Markovian Search with Ex-Ante Constraints: Theory and Applications to Socially Aware Algorithmic Hiring

TL;DR

This paper introduces a framework for incorporating ex-ante constraints into sequential search algorithms, with applications to socially aware algorithmic hiring, ensuring fairness while maintaining near-optimal performance.

Contribution

It extends classical search models to include multiple fairness constraints, providing polynomial-time algorithms for optimal and near-optimal policies with theoretical guarantees.

Findings

Optimal policies under single constraints are index-based with dual adjustments.

Polynomial-time algorithms for multiple affine constraints are developed.

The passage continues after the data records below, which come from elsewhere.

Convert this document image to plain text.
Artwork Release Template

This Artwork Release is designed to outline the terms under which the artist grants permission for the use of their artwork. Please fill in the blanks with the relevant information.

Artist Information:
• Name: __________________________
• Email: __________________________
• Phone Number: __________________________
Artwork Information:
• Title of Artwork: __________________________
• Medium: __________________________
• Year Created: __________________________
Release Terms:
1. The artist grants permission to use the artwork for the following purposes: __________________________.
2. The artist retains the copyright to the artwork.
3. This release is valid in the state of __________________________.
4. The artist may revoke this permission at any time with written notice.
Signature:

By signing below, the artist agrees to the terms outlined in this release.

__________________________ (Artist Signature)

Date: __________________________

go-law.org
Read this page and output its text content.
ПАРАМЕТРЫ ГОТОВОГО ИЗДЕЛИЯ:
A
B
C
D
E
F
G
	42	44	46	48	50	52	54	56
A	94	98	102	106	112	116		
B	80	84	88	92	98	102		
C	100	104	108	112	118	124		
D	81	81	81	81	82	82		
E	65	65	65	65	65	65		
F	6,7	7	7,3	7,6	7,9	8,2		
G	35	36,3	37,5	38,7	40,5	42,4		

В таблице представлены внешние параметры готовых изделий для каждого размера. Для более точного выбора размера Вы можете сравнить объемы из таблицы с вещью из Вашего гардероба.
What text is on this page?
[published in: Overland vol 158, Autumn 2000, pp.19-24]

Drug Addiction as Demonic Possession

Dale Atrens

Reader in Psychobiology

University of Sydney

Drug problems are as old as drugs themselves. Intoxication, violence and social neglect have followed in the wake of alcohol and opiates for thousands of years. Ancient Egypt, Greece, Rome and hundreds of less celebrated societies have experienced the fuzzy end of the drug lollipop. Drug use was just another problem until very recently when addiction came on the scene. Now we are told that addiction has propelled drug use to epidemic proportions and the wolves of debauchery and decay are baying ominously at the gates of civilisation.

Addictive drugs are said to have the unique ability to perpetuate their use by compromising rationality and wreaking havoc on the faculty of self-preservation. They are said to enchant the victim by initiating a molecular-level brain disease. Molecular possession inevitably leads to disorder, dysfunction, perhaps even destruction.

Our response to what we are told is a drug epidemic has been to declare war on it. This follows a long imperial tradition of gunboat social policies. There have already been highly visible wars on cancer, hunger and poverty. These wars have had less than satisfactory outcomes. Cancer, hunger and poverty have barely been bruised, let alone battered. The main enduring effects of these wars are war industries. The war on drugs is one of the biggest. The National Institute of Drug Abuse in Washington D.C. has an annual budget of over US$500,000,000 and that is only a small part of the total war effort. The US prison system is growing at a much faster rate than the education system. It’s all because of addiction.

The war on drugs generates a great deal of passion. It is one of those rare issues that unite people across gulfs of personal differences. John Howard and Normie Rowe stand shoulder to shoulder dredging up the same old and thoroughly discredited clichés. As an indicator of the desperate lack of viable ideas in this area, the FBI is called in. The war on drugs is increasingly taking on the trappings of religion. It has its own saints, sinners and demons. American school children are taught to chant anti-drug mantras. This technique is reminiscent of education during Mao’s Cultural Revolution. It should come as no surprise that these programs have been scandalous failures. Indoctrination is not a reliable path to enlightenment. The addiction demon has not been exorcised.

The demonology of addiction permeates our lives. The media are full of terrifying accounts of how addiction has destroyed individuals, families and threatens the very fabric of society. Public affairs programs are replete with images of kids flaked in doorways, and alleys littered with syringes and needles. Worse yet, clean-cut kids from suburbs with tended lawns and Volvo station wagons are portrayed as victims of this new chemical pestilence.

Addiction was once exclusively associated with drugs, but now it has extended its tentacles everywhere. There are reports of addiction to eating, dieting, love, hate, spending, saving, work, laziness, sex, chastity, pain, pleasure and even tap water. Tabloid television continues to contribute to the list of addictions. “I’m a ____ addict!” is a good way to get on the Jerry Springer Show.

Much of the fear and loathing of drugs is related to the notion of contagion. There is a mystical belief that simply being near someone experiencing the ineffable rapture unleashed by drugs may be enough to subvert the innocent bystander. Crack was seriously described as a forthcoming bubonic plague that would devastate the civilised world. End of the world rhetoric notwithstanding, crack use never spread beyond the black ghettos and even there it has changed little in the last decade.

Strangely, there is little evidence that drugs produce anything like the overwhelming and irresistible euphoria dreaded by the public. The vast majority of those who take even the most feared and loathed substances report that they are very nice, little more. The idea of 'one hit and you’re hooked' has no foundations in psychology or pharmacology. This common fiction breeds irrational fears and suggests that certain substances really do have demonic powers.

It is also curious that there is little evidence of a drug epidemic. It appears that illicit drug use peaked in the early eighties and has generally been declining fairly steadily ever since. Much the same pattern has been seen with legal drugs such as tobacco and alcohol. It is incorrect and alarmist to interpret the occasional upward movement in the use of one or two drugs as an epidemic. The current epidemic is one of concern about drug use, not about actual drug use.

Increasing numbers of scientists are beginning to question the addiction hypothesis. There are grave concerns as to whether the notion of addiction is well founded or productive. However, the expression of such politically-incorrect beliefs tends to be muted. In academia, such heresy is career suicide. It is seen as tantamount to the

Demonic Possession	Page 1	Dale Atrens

Numerical analysis shows trade-offs between fairness constraints and utility.

Abstract

We develop an algorithmic framework to incorporate "ex-ante" constraints on outcomes (that hold only on average) into stateful sequential search with costly inspection. Our framework encompasses the classical Weitzman's Pandora's box [Weitzman, 1979] as well as its extensions to joint Markovian scheduling [Dumitriu et al., 2003; Gittins, 1979], modeling richer processes such as multistage search with multiple layers of inspection. Ex-ante constraints in search are particularly motivated by social considerations in algorithmic hiring, where they adjust outcome distributions to promote equity and access. Building on the optimality of index-based policies in the unconstrained problems, we show that optimal policies under a single ex-ante constraint (e.g., demographic parity) retain an index-based structure but require (i) dual-based adjustments of the indices and (ii) randomization between two such adjustments via a "tie-breaking rule," both easy to compute and economically interpretable. We then extend our results to handle multiple affine constraints by reduction to a variant of the exact Carath\'eodory problem and providing a polynomial-time algorithm to construct an optimal randomized dual-adjusted index-based policy that satisfies all constraints simultaneously. For general affine and convex constraints, we develop a primal-dual algorithm that randomizes over a polynomial number of dual-based adjustments, yielding a near-feasible, near-optimal policy. All these results rely on the key observation that a suitable relaxation of the Lagrange dual function for these constrained problems admits index-based policies akin to those in the unconstrained setting. Finally, through a numerical study, we investigate the implications of various socially aware ex-ante constraints on the utilitarian loss (price of fairness), and examine whether they achieve their intended socially desirable outcomes.